Stapylton did not contest the 1705 election, standing down in favour of his son, John*. However, in 1708 he stood once again, and was returned unopposed with a Newcastle nominee. At the beginning of 1709, Stapylton purchased a house in London on ‘James Street’, borrowing £200 to do so. He voted against the impeachment of Dr Sacheverell in 1710. Returned unopposed once more in 1710, he was classed as a Tory in the ‘Hanover list’ of the new Parliament. In 1711 he was included in the ‘white list’ of Tory ‘patriots’ who opposed the continuance of the war, and was noted as one of the ‘worthy patriots’, who helped to detect the mismanagements of the previous administration. He was also a member of the October Club. Borough concerns came to the fore again in 1711 when it became evident that the accommodation between Stapylton and the Wilkinsons had come to an end, and that the strengthening of the existing ties between the Wilkinsons and Newcastle was liable to be detrimental to Stapylton’s interest. However, Newcastle’s death in July provided Stapylton with some respite, as for the next three years local politics became taken up with the dispute between the widowed Duchess and the late Duke’s heir, his nephew Thomas Pelham (2nd Baron Pelham in 1712). The dispute allowed Stapylton to reach an agreement with the Pelham–Wilkinson interest in time for the 1713 election, and he was returned unopposed with a Pelham nominee (see BOROUGHBRIDGE, Yorks). Stapylton was classed as a Tory in the Worsley list. However, by the time of the 1715 election, the dispute over the Newcastle estate had been settled in Pelham’s favour, so that the combined Newcastle–Wilkinson interest was strong enough to return two Whigs at Boroughbridge, with Stapylton losing out in a contested election. His petition was never heard, and he did not stand for Parliament again. Both he and his son appear to have been regarded as supporters of the Pretender in 1721–2. He died on 23 Nov. 1727, and was succeeded by his son John*.5

Ref Volumes: 1690-1715

Authors: Eveline Cruickshanks / Ivar McGrath


  • 1. HMC Lords, n.s. iii. 204.
  • 2. Camb.
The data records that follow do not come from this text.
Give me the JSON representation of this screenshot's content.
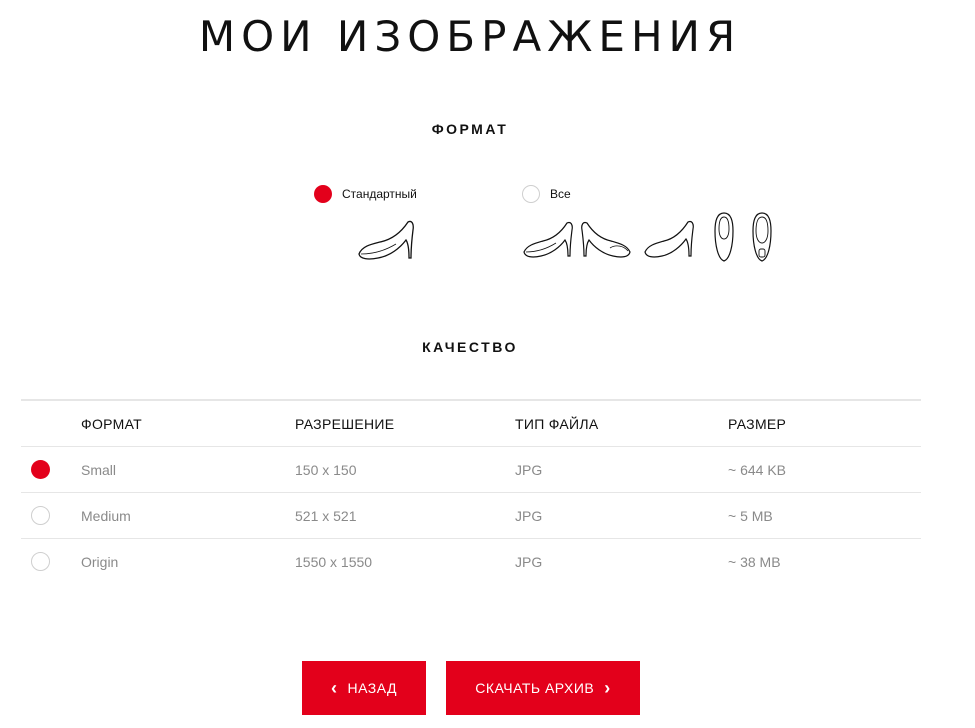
{
  "header": {
    "title": "МОИ ИЗОБРАЖЕНИЯ"
  },
  "format": {
    "heading": "ФОРМАТ",
    "options": [
      {
        "label": "Стандартный",
        "selected": true,
        "icons": [
          "shoe-side-icon"
        ]
      },
      {
        "label": "Все",
        "selected": false,
        "icons": [
          "shoe-side-icon",
          "shoe-front-side-icon",
          "shoe-side-right-icon",
          "shoe-top-icon",
          "shoe-sole-icon"
        ]
      }
    ]
  },
  "quality": {
    "heading": "КАЧЕСТВО",
    "columns": [
      "ФОРМАТ",
      "РАЗРЕШЕНИЕ",
      "ТИП ФАЙЛА",
      "РАЗМЕР"
    ],
    "rows": [
      {
        "format": "Small",
        "resolution": "150 x 150",
        "type": "JPG",
        "size": "~ 644 KB",
        "selected": true
      },
      {
        "format": "Medium",
        "resolution": "521 x 521",
        "type": "JPG",
        "size": "~ 5 MB",
        "selected": false
      },
      {
        "format": "Origin",
        "resolution": "1550 x 1550",
        "type": "JPG",
        "size": "~ 38 MB",
        "selected": false
      }
    ]
  },
  "buttons": {
    "back_label": "НАЗАД",
    "download_label": "СКАЧАТЬ АРХИВ"
  },
  "colors": {
    "accent": "#e3001b",
    "divider": "#e6e6e6",
    "muted_text": "#8a8a8a"
  }
}
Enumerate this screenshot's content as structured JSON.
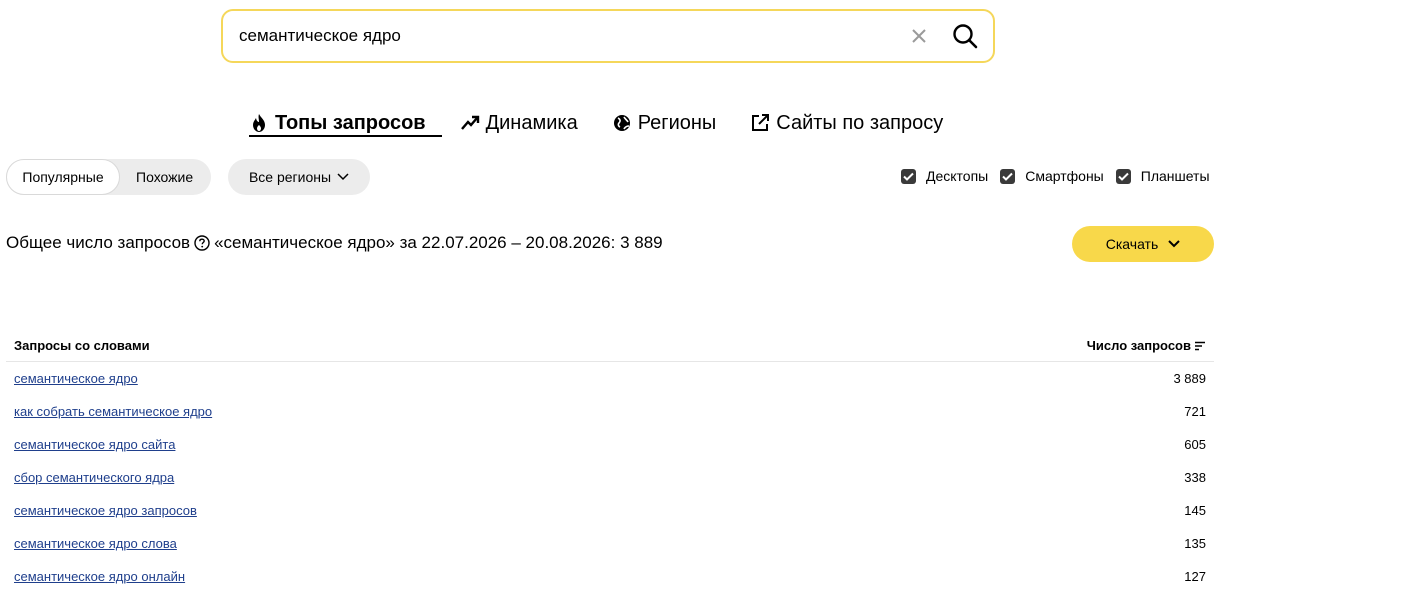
{
  "search": {
    "query": "семантическое ядро"
  },
  "tabs": [
    {
      "label": "Топы запросов",
      "icon": "fire-icon",
      "active": true
    },
    {
      "label": "Динамика",
      "icon": "trend-up-icon"
    },
    {
      "label": "Регионы",
      "icon": "globe-icon"
    },
    {
      "label": "Сайты по запросу",
      "icon": "external-link-icon"
    }
  ],
  "filters": {
    "segment": {
      "selected": "Популярные",
      "other": "Похожие"
    },
    "regions_label": "Все регионы",
    "devices": [
      {
        "label": "Десктопы",
        "checked": true
      },
      {
        "label": "Смартфоны",
        "checked": true
      },
      {
        "label": "Планшеты",
        "checked": true
      }
    ]
  },
  "summary": {
    "prefix": "Общее число запросов",
    "rest": "«семантическое ядро» за 22.07.2026 – 20.08.2026: 3 889"
  },
  "download_label": "Скачать",
  "table": {
    "headers": {
      "words": "Запросы со словами",
      "count": "Число запросов"
    },
    "rows": [
      {
        "query": "семантическое ядро",
        "count": "3 889"
      },
      {
        "query": "как собрать семантическое ядро",
        "count": "721"
      },
      {
        "query": "семантическое ядро сайта",
        "count": "605"
      },
      {
        "query": "сбор семантического ядра",
        "count": "338"
      },
      {
        "query": "семантическое ядро запросов",
        "count": "145"
      },
      {
        "query": "семантическое ядро слова",
        "count": "135"
      },
      {
        "query": "семантическое ядро онлайн",
        "count": "127"
      }
    ]
  },
  "colors": {
    "accent_yellow": "#f8d84a",
    "search_border": "#f5d75a",
    "link": "#1f3f8c"
  }
}
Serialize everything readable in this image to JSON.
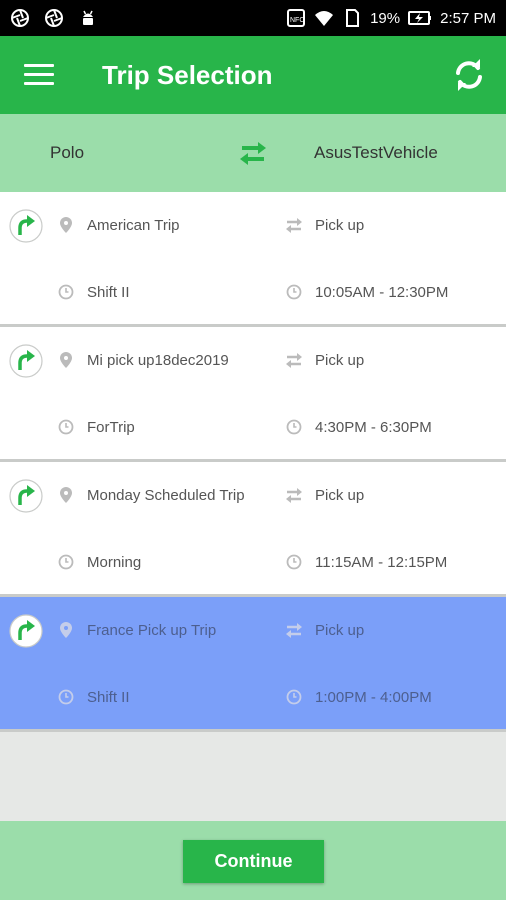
{
  "status_bar": {
    "battery_percent": "19%",
    "time": "2:57 PM",
    "icons": [
      "aperture-icon",
      "aperture-icon",
      "android-icon",
      "nfc-icon",
      "wifi-icon",
      "sim-icon",
      "battery-charging-icon"
    ]
  },
  "header": {
    "title": "Trip Selection",
    "menu_icon": "menu-icon",
    "refresh_icon": "refresh-icon"
  },
  "route": {
    "from": "Polo",
    "to": "AsusTestVehicle",
    "swap_icon": "swap-icon"
  },
  "trips": [
    {
      "name": "American Trip",
      "type": "Pick up",
      "shift": "Shift II",
      "time": "10:05AM - 12:30PM",
      "selected": false
    },
    {
      "name": "Mi pick up18dec2019",
      "type": "Pick up",
      "shift": "ForTrip",
      "time": "4:30PM - 6:30PM",
      "selected": false
    },
    {
      "name": "Monday Scheduled Trip",
      "type": "Pick up",
      "shift": "Morning",
      "time": "11:15AM - 12:15PM",
      "selected": false
    },
    {
      "name": "France Pick up Trip",
      "type": "Pick up",
      "shift": "Shift II",
      "time": "1:00PM - 4:00PM",
      "selected": true
    }
  ],
  "footer": {
    "continue_label": "Continue"
  },
  "colors": {
    "primary_green": "#28b54a",
    "light_green": "#9bddaa",
    "selected_blue": "#7b9ff9"
  }
}
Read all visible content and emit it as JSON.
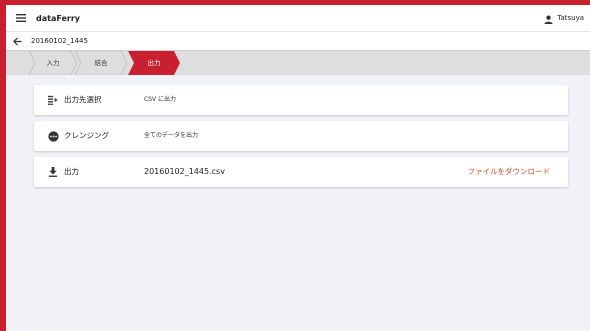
{
  "app": {
    "title": "dataFerry",
    "user_name": "Tatsuya"
  },
  "project": {
    "name": "20160102_1445"
  },
  "steps": [
    {
      "label": "入力",
      "active": false
    },
    {
      "label": "結合",
      "active": false
    },
    {
      "label": "出力",
      "active": true
    }
  ],
  "cards": [
    {
      "label": "出力先選択",
      "value": "CSV に出力",
      "icon": "output-destination-icon"
    },
    {
      "label": "クレンジング",
      "value": "全てのデータを出力",
      "icon": "cleansing-icon"
    },
    {
      "label": "出力",
      "value": "20160102_1445.csv",
      "icon": "download-icon",
      "action": "ファイルをダウンロード"
    }
  ],
  "colors": {
    "accent": "#c8202e",
    "link": "#d0482a",
    "background": "#f1f2f7"
  }
}
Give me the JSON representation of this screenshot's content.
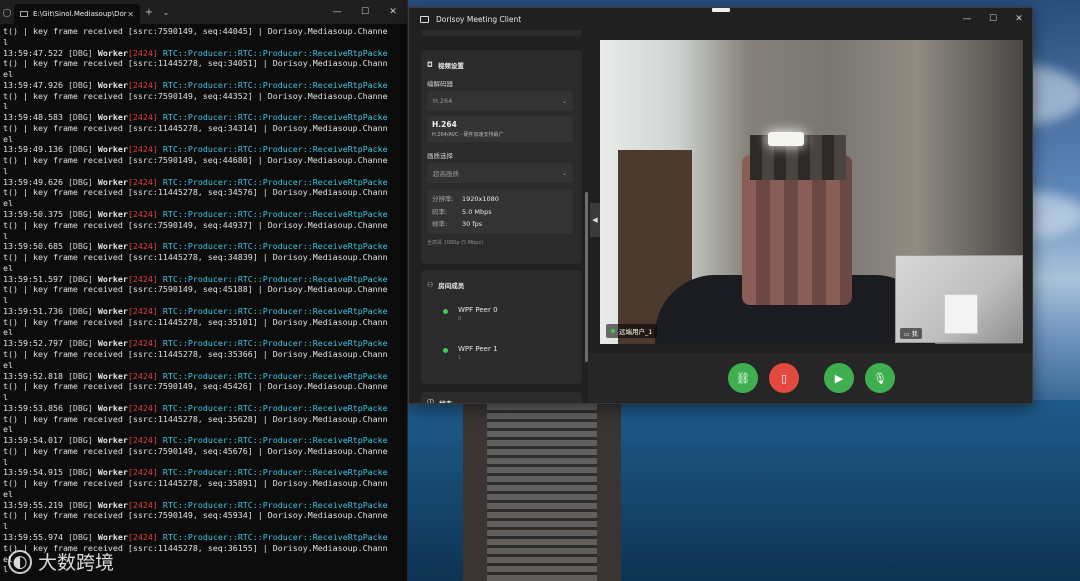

Univ. Lib. Add. 6, f. 357; N. Yorks. RO, Lawson-Tancred mss ZUH, a list of all the Burgages in Boroughbridge, c.1690; ‘Sir Brian Stapylton’s houses [and others] that have right of voting’, [n.d.]; Boroughbridge burgages, 2 Feb. 1714[–15]; T. Lawson-Tancred, Recs. of a Yorks. Manor, 213–14.
  • 3. Add. 70018, ff. 94–95; L. K. J. Glassey, Appt. JPs, 128; Nottingham Univ. Lib. Portland (Holles) mss, Pw2 209, Boroughbridge poll, 26 July 1698; Lawson-Tancred, 223–7; Lawson-Tancred mss, ZUH, Stapylton to Andrew Wilkinson, 5 Dec. 1700, 14 Jan. 1700[–1]; N. Yorks. RO, Swinton mss, Danby pprs. ZS, Edward Morris to Sir Abstrupus Danby*, 5 May, 26 July, 4 Aug. 1700.
  • 4. W. A. Speck, Tory and Whig, 48; Quinn thesis, 93.
  • 5. Glos. RO, Newton mss D.1844/C/10, Stapylton to Sir John Newton, 31 Jan. 1708–9; Lawson-Tancred mss ZUH, William Wenman to Charles Wilkinson, 8 July 1711; Boyer, Pol. State, iii. 121; Quinn, 89, 94; Lawson-Tancred mss, 247, 256, 260, 268–71; RA, Stuart mss 60/150, 152.